Penrose spun the wheel, and Marlow entered the chamber. Outside Malcolm and Penrose waited. The clock marked out the minutes. Ten, Twenty, Thirty. After thirty-one minutes in Eva’s chamber, the tense, patiently waiting men heard an unusual sound. At first they thought it was a new tone that the organ had acquired. It was the sound of a woman sighing, not in pain, but in the midst of an exquisite ecstasy. Intrigued, Malcolm motioned to Penrose to open the partition slightly so he could see in. Penrose shrugged his shoulders and complied. The noises grew more intense from within, and as they did, so the shape of the dancer’s trouser changed once more. Malcolm twisted round in order to get a better view. Marlow, his face ruddy with concentration and arousal, held an object infinitely close to Eva’s flushed pudenda. Malcolm couldn’t quite make it out, shifted again to get a better view, and began to rub his stiffness through the thin material of his tights. “ah ha!” he shouted, leaping up from his vantage point. “The lepidopterist is an erotic genius”.
Marlow held in his trembling hands a glass collecting tube. Inside fluttered the form of a moth, beating its tiny wings against the sides, giving them the faintest, slightest, infinitely subtle vibration. The vibration of this miniature death pitched at precisely the right frequency to pleasure the most fragile of women.
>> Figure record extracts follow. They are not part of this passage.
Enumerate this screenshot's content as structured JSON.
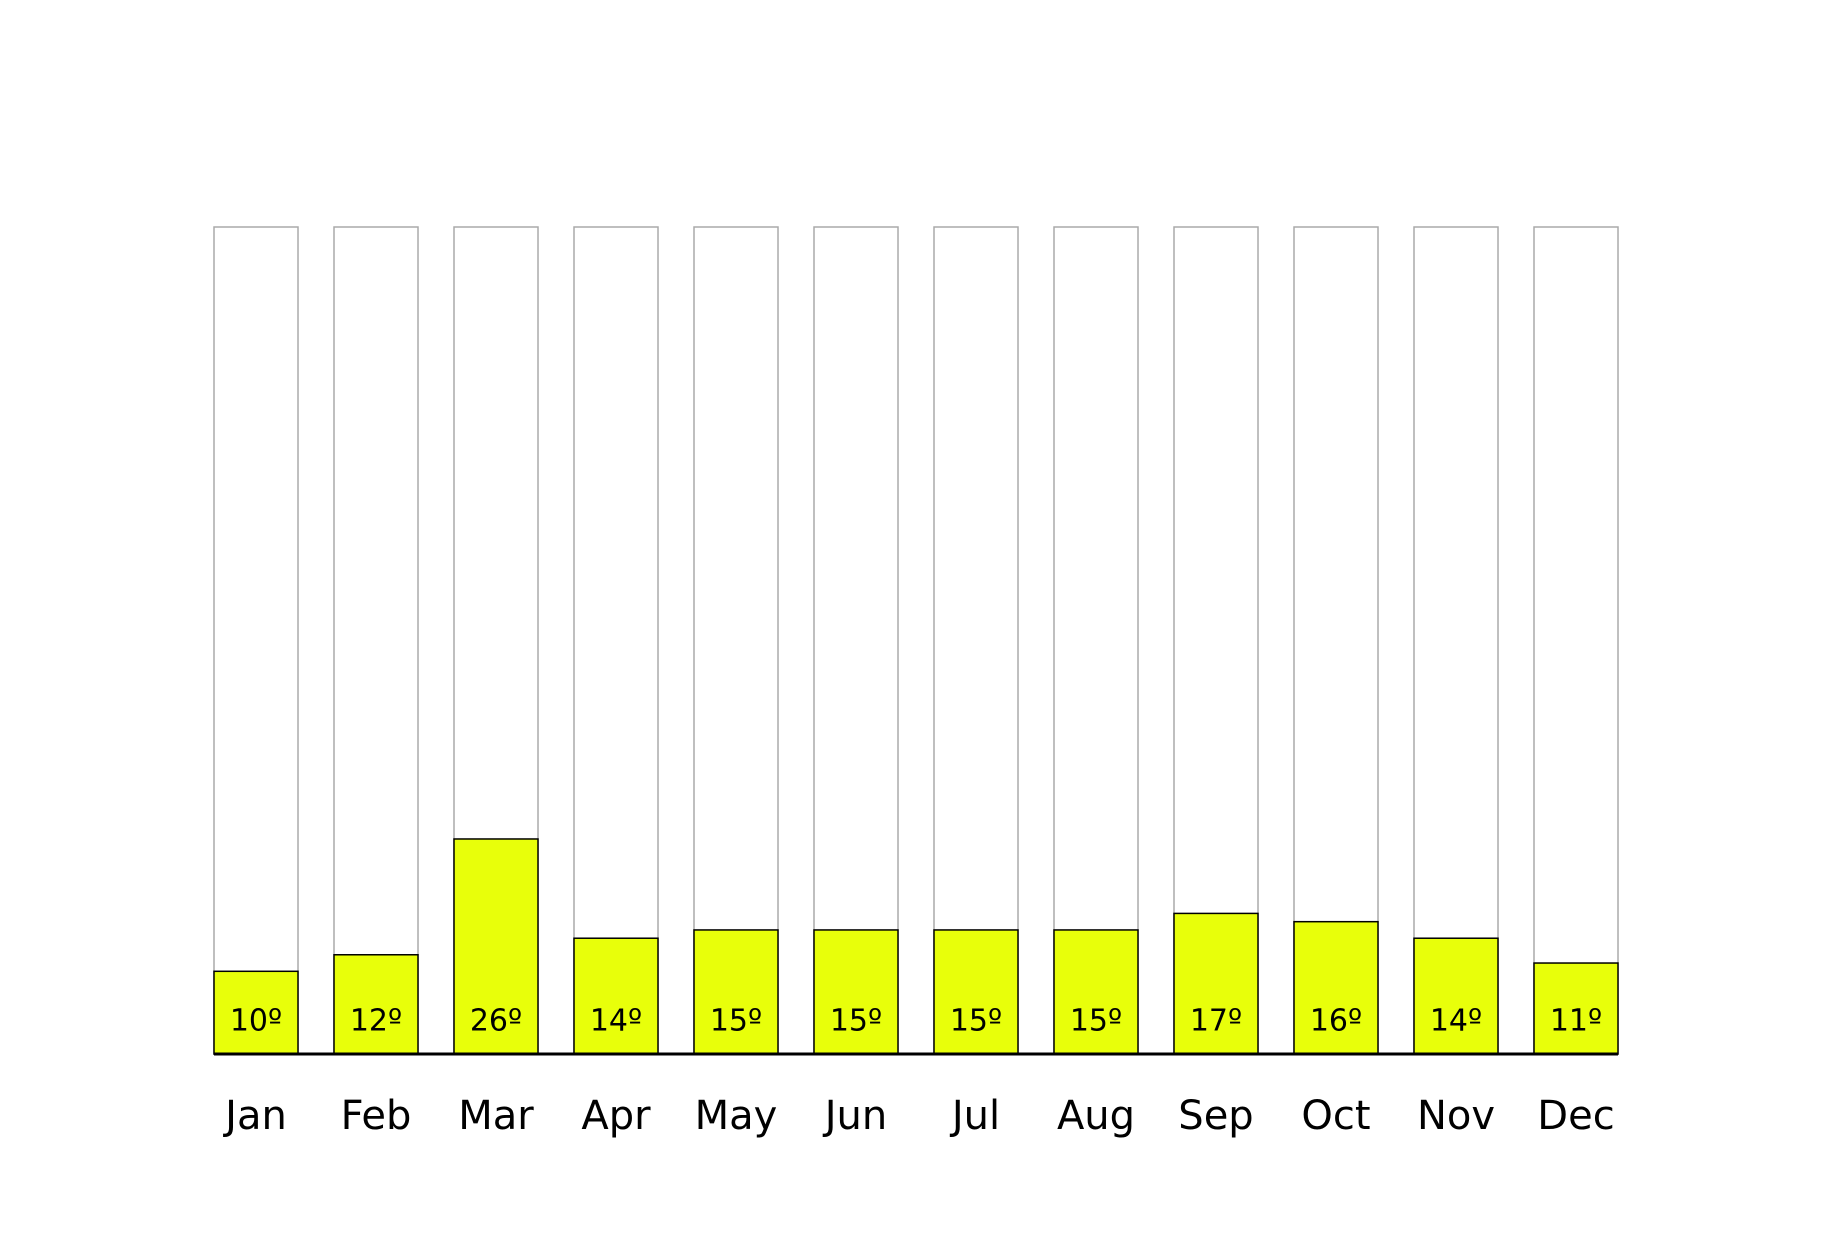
{
  "chart_data": {
    "type": "bar",
    "categories": [
      "Jan",
      "Feb",
      "Mar",
      "Apr",
      "May",
      "Jun",
      "Jul",
      "Aug",
      "Sep",
      "Oct",
      "Nov",
      "Dec"
    ],
    "values": [
      10,
      12,
      26,
      14,
      15,
      15,
      15,
      15,
      17,
      16,
      14,
      11
    ],
    "value_labels": [
      "10º",
      "12º",
      "26º",
      "14º",
      "15º",
      "15º",
      "15º",
      "15º",
      "17º",
      "16º",
      "14º",
      "11º"
    ],
    "color": "#e8ff0a",
    "ylim": [
      0,
      100
    ]
  }
}
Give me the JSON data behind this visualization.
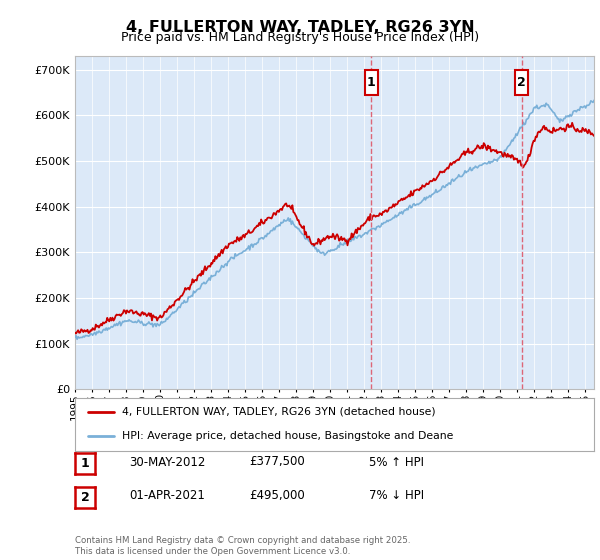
{
  "title": "4, FULLERTON WAY, TADLEY, RG26 3YN",
  "subtitle": "Price paid vs. HM Land Registry's House Price Index (HPI)",
  "ylabel_ticks": [
    "£0",
    "£100K",
    "£200K",
    "£300K",
    "£400K",
    "£500K",
    "£600K",
    "£700K"
  ],
  "ytick_values": [
    0,
    100000,
    200000,
    300000,
    400000,
    500000,
    600000,
    700000
  ],
  "ylim": [
    0,
    730000
  ],
  "xlim_start": 1995,
  "xlim_end": 2025.5,
  "background_color": "#ffffff",
  "plot_bg_color": "#dce9f8",
  "grid_color": "#ffffff",
  "line1_color": "#cc0000",
  "line2_color": "#7ab0d8",
  "marker1_x": 2012.41,
  "marker2_x": 2021.25,
  "legend_entries": [
    "4, FULLERTON WAY, TADLEY, RG26 3YN (detached house)",
    "HPI: Average price, detached house, Basingstoke and Deane"
  ],
  "table_rows": [
    {
      "num": "1",
      "date": "30-MAY-2012",
      "price": "£377,500",
      "pct": "5% ↑ HPI"
    },
    {
      "num": "2",
      "date": "01-APR-2021",
      "price": "£495,000",
      "pct": "7% ↓ HPI"
    }
  ],
  "footer": "Contains HM Land Registry data © Crown copyright and database right 2025.\nThis data is licensed under the Open Government Licence v3.0."
}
Again the sighs, the moans from inside the chamber grew in intensity, steadily louder, more communicative, deeper, and guttural. Until, of course, the poor pent up girl, came.
Postscript:
The problem, of course, of Marlow’s own pleasure was never resolved, and he soon grew bored of this fragile mistress, this unattainable ideal, whose only thoughts were of her self. His fondest memories of this period in his life were of his nocturnal wanderings in the garden, collecting moths and butterflies, and the relative ease of his existence. Understandably, he later pursued more robust mates, and reached many satisfying conclusions through the magical alchemy of mutual attentions.
As for Eva, she found happiness in the even more gentle caresses of an impotent storyteller. However, when he was away peddling tales in Europe, her elderly father was a common sight in the walks of the garden, a lantern swinging in his left hand, and the drooping but unmistakable silhouette of a collecting net held ready in his right.